Wallace’s conclusion is constitutionally spot-on:The current U.S. Department of Agriculture NAIS program means bigger government, more government intrusion, more regulations, more paperwork, more fees, more taxes and more federal spending. It will only result in less privacy, less freedom, less liberty, and less property and 4th Amendment rights for American citizens. It’s exactly the kind of unconstitutional federal program every American citizen and their elected federal representatives should oppose.
For a time it appeared that the NAIS program was going to be a steamroller crushing the rights of citizens. But courageous individuals standing up to the bureaucrats are demonstrating that activism in the name of liberty and freedom can indeed be effective in putting a stop to the march of big government.

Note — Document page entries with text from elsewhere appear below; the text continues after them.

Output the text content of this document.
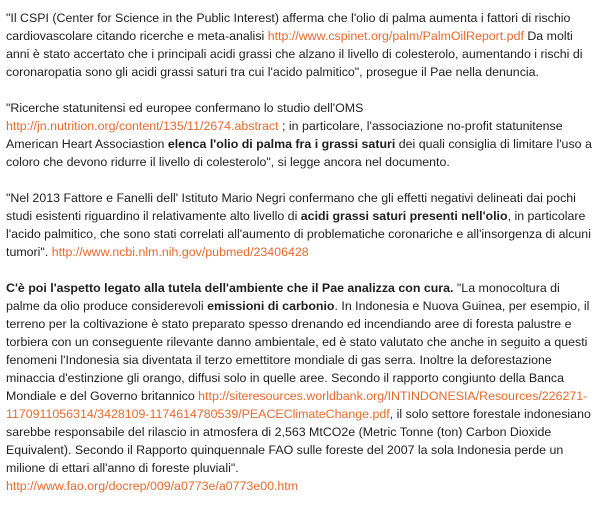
"Il CSPI (Center for Science in the Public Interest) afferma che l'olio di palma aumenta i fattori di rischio cardiovascolare citando ricerche e meta-analisi http://www.cspinet.org/palm/PalmOilReport.pdf Da molti anni è stato accertato che i principali acidi grassi che alzano il livello di colesterolo, aumentando i rischi di coronaropatia sono gli acidi grassi saturi tra cui l'acido palmitico", prosegue il Pae nella denuncia.

"Ricerche statunitensi ed europee confermano lo studio dell'OMS http://jn.nutrition.org/content/135/11/2674.abstract ; in particolare, l'associazione no-profit statunitense American Heart Associastion elenca l'olio di palma fra i grassi saturi dei quali consiglia di limitare l'uso a coloro che devono ridurre il livello di colesterolo", si legge ancora nel documento.

"Nel 2013 Fattore e Fanelli dell' Istituto Mario Negri confermano che gli effetti negativi delineati dai pochi studi esistenti riguardino il relativamente alto livello di acidi grassi saturi presenti nell'olio, in particolare l'acido palmitico, che sono stati correlati all'aumento di problematiche coronariche e all'insorgenza di alcuni tumori". http://www.ncbi.nlm.nih.gov/pubmed/23406428

C'è poi l'aspetto legato alla tutela dell'ambiente che il Pae analizza con cura. "La monocoltura di palme da olio produce considerevoli emissioni di carbonio. In Indonesia e Nuova Guinea, per esempio, il terreno per la coltivazione è stato preparato spesso drenando ed incendiando aree di foresta palustre e torbiera con un conseguente rilevante danno ambientale, ed è stato valutato che anche in seguito a questi fenomeni l'Indonesia sia diventata il terzo emettitore mondiale di gas serra. Inoltre la deforestazione minaccia d'estinzione gli orango, diffusi solo in quelle aree. Secondo il rapporto congiunto della Banca Mondiale e del Governo britannico http://siteresources.worldbank.org/INTINDONESIA/Resources/226271-1170911056314/3428109-1174614780539/PEACEClimateChange.pdf, il solo settore forestale indonesiano sarebbe responsabile del rilascio in atmosfera di 2,563 MtCO2e (Metric Tonne (ton) Carbon Dioxide Equivalent). Secondo il Rapporto quinquennale FAO sulle foreste del 2007 la sola Indonesia perde un milione di ettari all'anno di foreste pluviali".
http://www.fao.org/docrep/009/a0773e/a0773e00.htm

U.S. District Court Judge Orders Suspension of NAIS
On June 4, 2008, the U.S. District Court, District of Columbia, ordered the Department of Agriculture to suspend its plan to identify and document every animal in the U.S. The National Animal Identification System (NAIS) was to have been fully implemented by June 9, 2009. It is now on hold indefinitely. The ruling came as a result of a lawsuit; Mary-Louise Zanoni v. United States Department of Agriculture. Ms. Zanoni, an upstate New York attorney has been a vocal and persistent leader in the fight against the NAIS that opponents believe would lead to more government regulation and less personal freedom. NAIS was never legitimized by Congress. USDA just proceeded to shove it down an unwilling public’s throat, much like President Bush and his Canadian and Mexican cohorts are trying to do with the Security and Prosperity Partnership (North American Union). Several state cattlemen’s associations have also accused USDA of “registering premises without
the consent of the owners, helping themselves to states’ agriculture databases and harassing young 4-H kids. These groups have formally requested leaders of the Senate Committee on Homeland Security and Government Affairs and the House Committee on Oversight and Government Reform to stop NAIS and hold oversight hearings on USDA’s movements. The Farm-to-Consumer Legal Defense Fund filed suit July 14, 2008, in the same federal district court (with the same judge presiding that suspended NAIS in June) to stop USDA and the Michigan Department of Agriculture to cease and desist any further implementation of NAIS. The suit also charges USDA has never published NAIS rules, a violation of the Federal Administrative Procedures Act, has never performed an Environmental Impact Statement or Assessment and is in violation of religious freedoms guaranteed by the Religious Freedom Restoration Act. Increasingly, federal and state
bureaucracies are blatantly trying to force unpalatable programs on citizens without bothering to follow the laws. This victory should be a reminder to the higher-ups that this is a nation of citizens, not subjects.